Lions, chimps, sharks get added protection under UN convention
Lions, chimpanzees, giraffes, leopards and a wide variety of sharks received added protection at a UN wildlife conference in the Philippines, organisers said Saturday.
Some 34 endangered species were selected to receive heightened conservation efforts at the Conservation of Migratory Species (CMS) conference that just concluded in Manila.
Protecting migratory species poses particular difficulties since they cross borders, including possibly moving to countries with less stringent wildlife protection systems, said Bradnee Chambers, CMS executive secretary.

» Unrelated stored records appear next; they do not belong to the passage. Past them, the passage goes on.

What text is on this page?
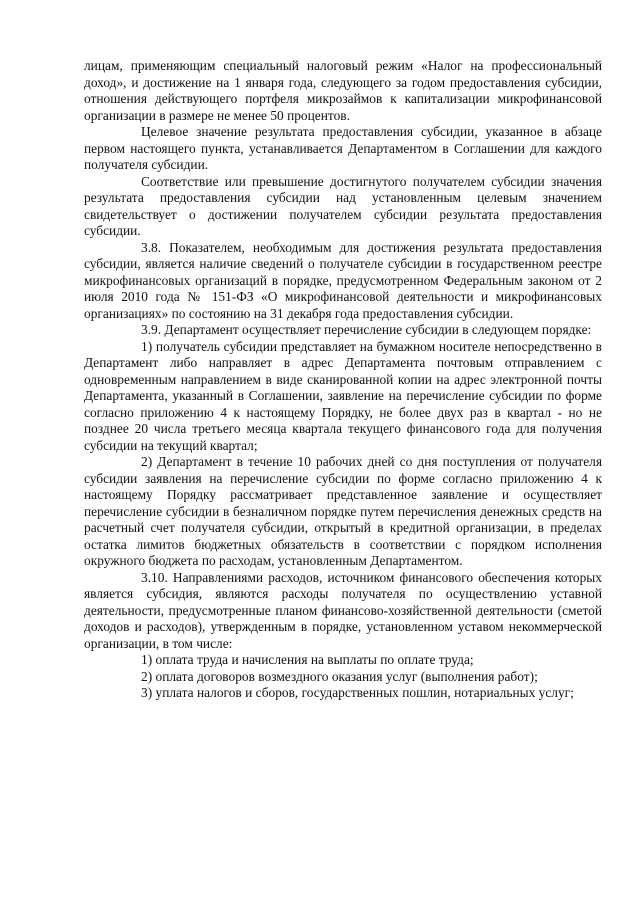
лицам, применяющим специальный налоговый режим «Налог на профессиональный доход», и достижение на 1 января года, следующего за годом предоставления субсидии, отношения действующего портфеля микрозаймов к капитализации микрофинансовой организации в размере не менее 50 процентов.

Целевое значение результата предоставления субсидии, указанное в абзаце первом настоящего пункта, устанавливается Департаментом в Соглашении для каждого получателя субсидии.

Соответствие или превышение достигнутого получателем субсидии значения результата предоставления субсидии над установленным целевым значением свидетельствует о достижении получателем субсидии результата предоставления субсидии.

3.8. Показателем, необходимым для достижения результата предоставления субсидии, является наличие сведений о получателе субсидии в государственном реестре микрофинансовых организаций в порядке, предусмотренном Федеральным законом от 2 июля 2010 года № 151-ФЗ «О микрофинансовой деятельности и микрофинансовых организациях» по состоянию на 31 декабря года предоставления субсидии.

3.9. Департамент осуществляет перечисление субсидии в следующем порядке:

1) получатель субсидии представляет на бумажном носителе непосредственно в Департамент либо направляет в адрес Департамента почтовым отправлением с одновременным направлением в виде сканированной копии на адрес электронной почты Департамента, указанный в Соглашении, заявление на перечисление субсидии по форме согласно приложению 4 к настоящему Порядку, не более двух раз в квартал - но не позднее 20 числа третьего месяца квартала текущего финансового года для получения субсидии на текущий квартал;

2) Департамент в течение 10 рабочих дней со дня поступления от получателя субсидии заявления на перечисление субсидии по форме согласно приложению 4 к настоящему Порядку рассматривает представленное заявление и осуществляет перечисление субсидии в безналичном порядке путем перечисления денежных средств на расчетный счет получателя субсидии, открытый в кредитной организации, в пределах остатка лимитов бюджетных обязательств в соответствии с порядком исполнения окружного бюджета по расходам, установленным Департаментом.

3.10. Направлениями расходов, источником финансового обеспечения которых является субсидия, являются расходы получателя по осуществлению уставной деятельности, предусмотренные планом финансово-хозяйственной деятельности (сметой доходов и расходов), утвержденным в порядке, установленном уставом некоммерческой организации, в том числе:

1) оплата труда и начисления на выплаты по оплате труда;

2) оплата договоров возмездного оказания услуг (выполнения работ);

3) уплата налогов и сборов, государственных пошлин, нотариальных услуг;
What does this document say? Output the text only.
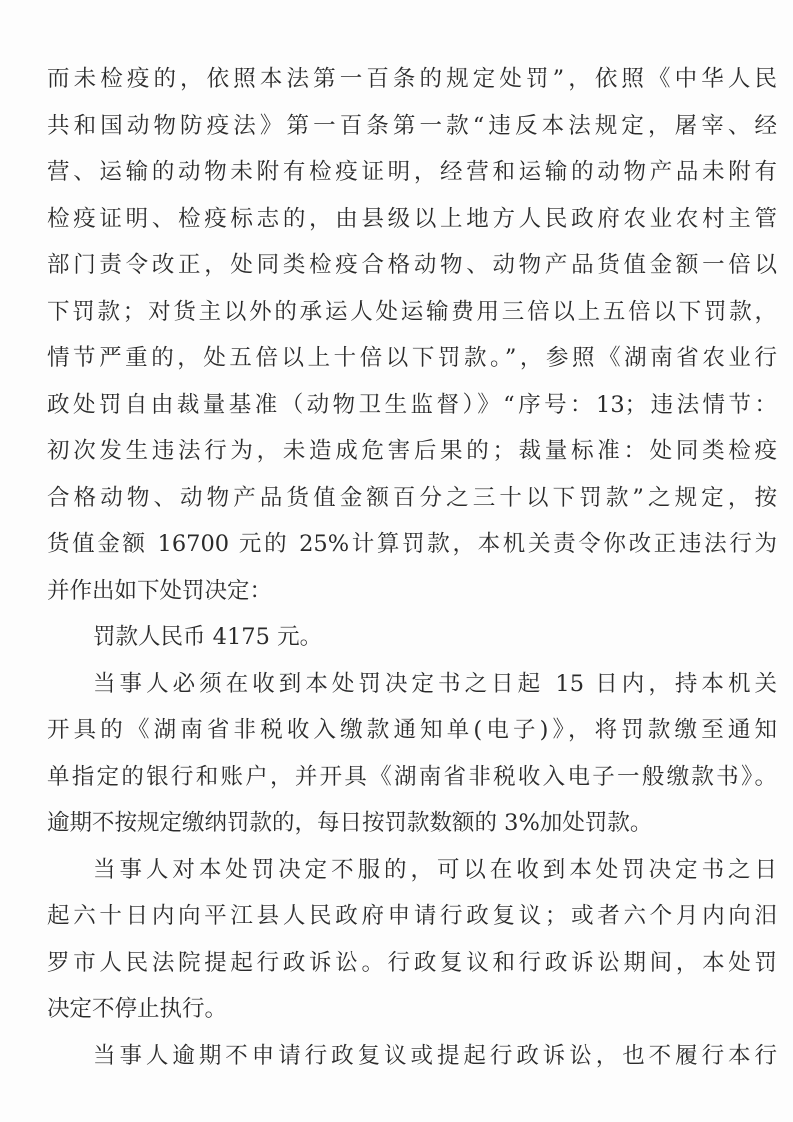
而未检疫的，依照本法第一百条的规定处罚”，依照《中华人民
共和国动物防疫法》第一百条第一款“违反本法规定，屠宰、经
营、运输的动物未附有检疫证明，经营和运输的动物产品未附有
检疫证明、检疫标志的，由县级以上地方人民政府农业农村主管
部门责令改正，处同类检疫合格动物、动物产品货值金额一倍以
下罚款；对货主以外的承运人处运输费用三倍以上五倍以下罚款，
情节严重的，处五倍以上十倍以下罚款。”，参照《湖南省农业行
政处罚自由裁量基准（动物卫生监督）》“序号：13；违法情节：
初次发生违法行为，未造成危害后果的；裁量标准：处同类检疫
合格动物、动物产品货值金额百分之三十以下罚款”之规定，按
货值金额 16700 元的 25%计算罚款，本机关责令你改正违法行为
并作出如下处罚决定：
罚款人民币 4175 元。
当事人必须在收到本处罚决定书之日起 15 日内，持本机关
开具的《湖南省非税收入缴款通知单(电子)》，将罚款缴至通知
单指定的银行和账户，并开具《湖南省非税收入电子一般缴款书》。
逾期不按规定缴纳罚款的，每日按罚款数额的 3%加处罚款。
当事人对本处罚决定不服的，可以在收到本处罚决定书之日
起六十日内向平江县人民政府申请行政复议；或者六个月内向汨
罗市人民法院提起行政诉讼。行政复议和行政诉讼期间，本处罚
决定不停止执行。
当事人逾期不申请行政复议或提起行政诉讼，也不履行本行
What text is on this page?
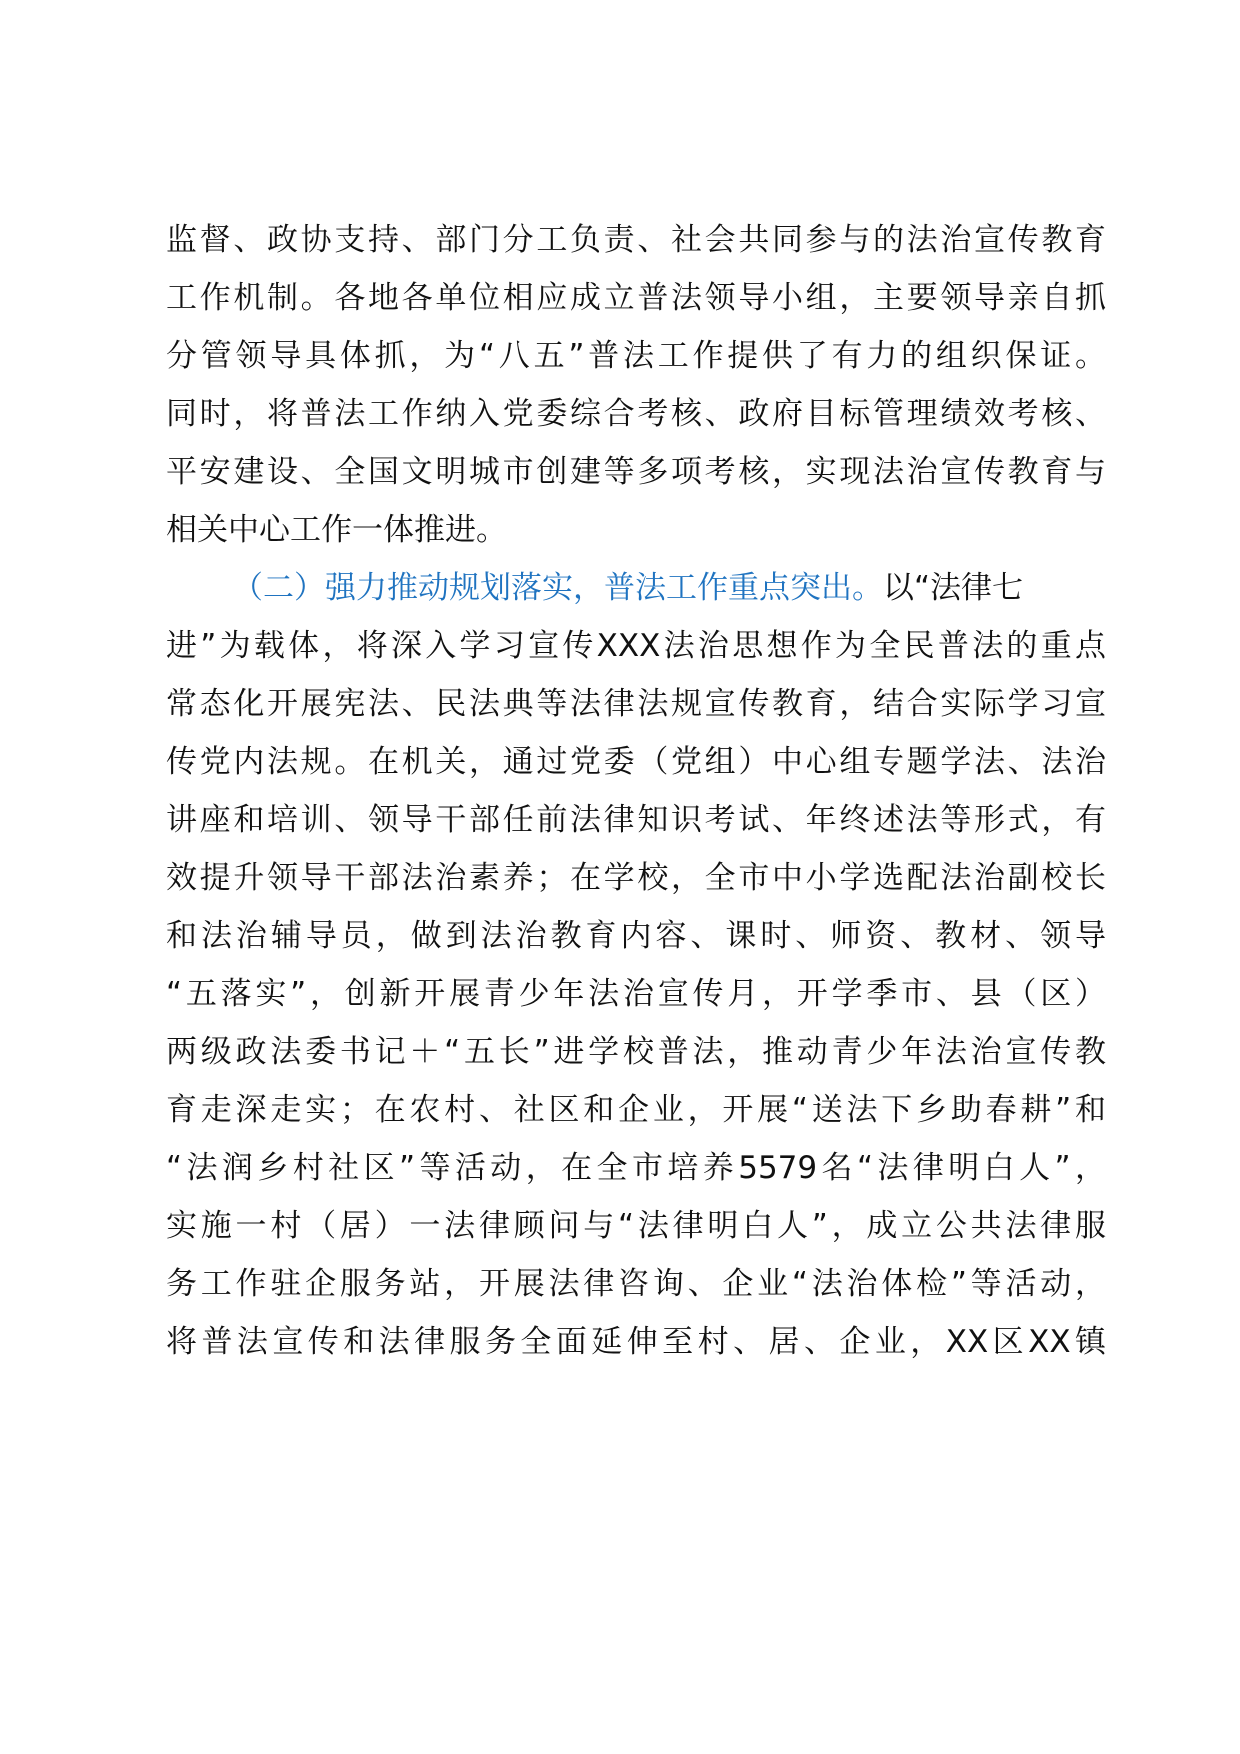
监督、政协支持、部门分工负责、社会共同参与的法治宣传教育
工作机制。各地各单位相应成立普法领导小组，主要领导亲自抓
分管领导具体抓，为“八五”普法工作提供了有力的组织保证。
同时，将普法工作纳入党委综合考核、政府目标管理绩效考核、
平安建设、全国文明城市创建等多项考核，实现法治宣传教育与
相关中心工作一体推进。
（二）强力推动规划落实，普法工作重点突出。以“法律七
进”为载体，将深入学习宣传XXX法治思想作为全民普法的重点
常态化开展宪法、民法典等法律法规宣传教育，结合实际学习宣
传党内法规。在机关，通过党委（党组）中心组专题学法、法治
讲座和培训、领导干部任前法律知识考试、年终述法等形式，有
效提升领导干部法治素养；在学校，全市中小学选配法治副校长
和法治辅导员，做到法治教育内容、课时、师资、教材、领导
“五落实”，创新开展青少年法治宣传月，开学季市、县（区）
两级政法委书记＋“五长”进学校普法，推动青少年法治宣传教
育走深走实；在农村、社区和企业，开展“送法下乡助春耕”和
“法润乡村社区”等活动，在全市培养5579名“法律明白人”，
实施一村（居）一法律顾问与“法律明白人”，成立公共法律服
务工作驻企服务站，开展法律咨询、企业“法治体检”等活动，
将普法宣传和法律服务全面延伸至村、居、企业，XX区XX镇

"If the species is moving around all of these countries, everybody has to pitch in," he said at the end of the week-long conference.
Lions, leopards and chimpanzees were singled out as needing more conservation work. The chimpanzee in particular is at risk as their numbers have dropped sharply in recent years due to habitat loss, the organisers said.
The giraffe, which is in decline throughout Africa with fewer than 90,000 animals left in the wild, was also listed.
All four of these African mammals were approved by a "wide majority" for additional protection measures, a CMS statement noted.
"Everybody in this room can identify with these animals," Chambers remarked.
Vultures and sharks
Less popular species also received additional protection, including 10 species of vultures.
Chambers said these birds provided a vital service by cleaning out carcasses, which prevents the spread of diseases like anthrax and rabies.
Also listed was the whale shark, the largest fish in the world. Host country the Philippines had lobbied for this creature, which has become a major tourist attraction.
Three other shark species—the angelshark, the dusky shark and the blue shark—were also listed along with three species of rays, the organisers said.
Activist charity group the Pew Charitable Trusts praised the CMS action, saying it was crucial to save these marine animals.
"In some regions, the newly protected shark species have experienced population declines of 50 percent or more," Pew shark conservation expert KerriLynn Miller said in a statement.
Also listed was the Gobi Bear which lives in the wild regions shared by Mongolia and China. Only 45 specimens remain in the wild, the organisers said.
One of the breakthroughs of the meeting was the adoption of a "compliance review mechanism," to check if member countries respect the protective lists, the organisers said.
Pew international conservation expert Max Bello said that even though the CMS lists did not provide for sanctions, many member countries still complied with them.
"It does work. It needs more (authority) for sure. But you can use it. It's actually a very good tool," he told AFP.
"A year or two ago, I was helping some group in Peru in the coast of the South Pacific and we used CMS to convince the government of Peru to protect the giant mantas that come from Ecuador every year," he recalled.
China makes progress
More than 120 states are party to the CMS, but this does not include China and many other Asian countries.
"We're trying to work to bring China onboard as a member of the convention. We have been engaging them and they are actually doing quite a bit," Chambers told reporters.
China had already made some progress, banning shark fin soup in official banquets and announcing a ban on ivory by the end of 2017, he said.
"What it required is positive engagement with the country to see how to find solutions instead of just bashing the country and looking at the negative side."